Things I've gotten wrong

Using check blocks where I should use preconditions. If something must be true for the apply to be meaningful, it should block. A check block that fires a warning nobody looks at is no better than no check at all. I now ask: "if this fails, should we stop?" If yes, precondition. If no, check.

Not scoping assertions tightly enough. Early on I wrote check blocks that pulled large data sources and wrote generic error messages. The error messages are the output — they need to be specific and actionable. I now treat the error_message like I treat a runbook alert: it should tell you exactly what failed and what to look at.
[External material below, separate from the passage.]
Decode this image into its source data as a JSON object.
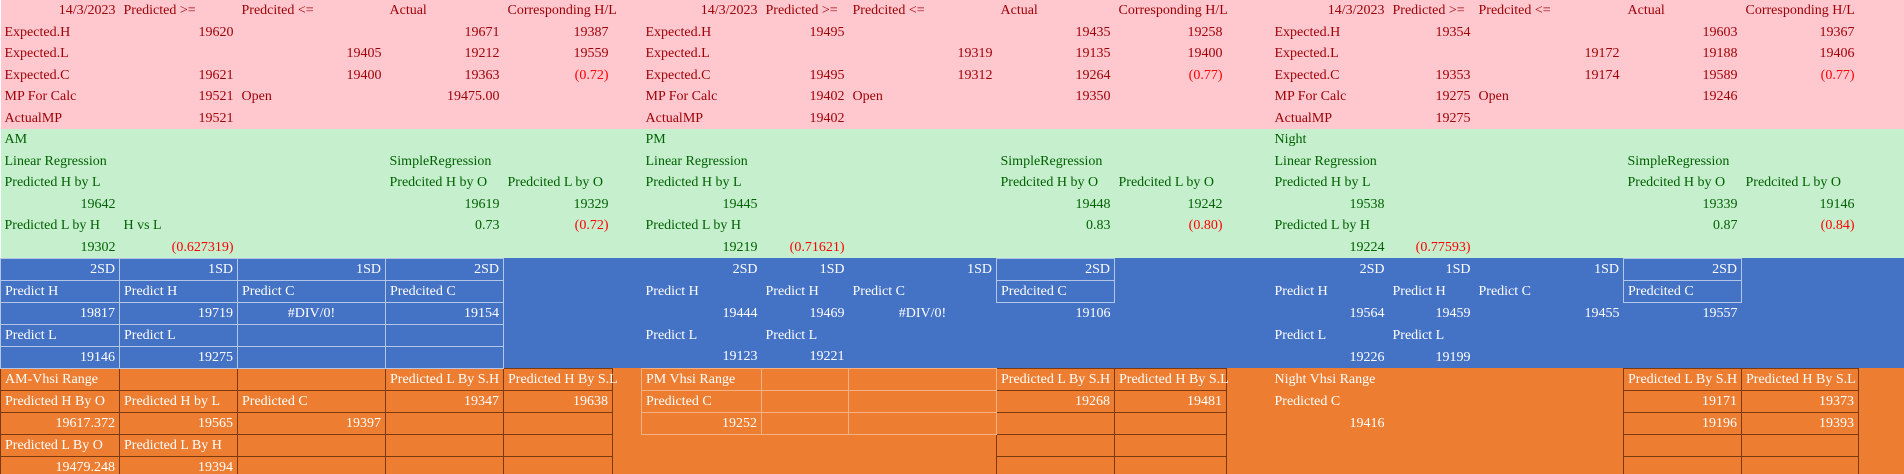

Forgetting that nested data source errors become warnings. If the provider fails to fetch the nested data source — authentication error, resource doesn't exist yet, transient API issue — Terraform masks it as a warning. That means a silent non-result. I always explicitly assert on things that would be falsy if the data source returned empty, so a failure to fetch surfaces as a failed assertion rather than a silent pass.

Putting check blocks in modules. Check blocks in modules run every time the module is used, across every workspace. For ambient health checks I want to run continuously, I put them in the root module where I can control when they're active. Module-level check blocks are fine for contract tests, but not for infrastructure health polling.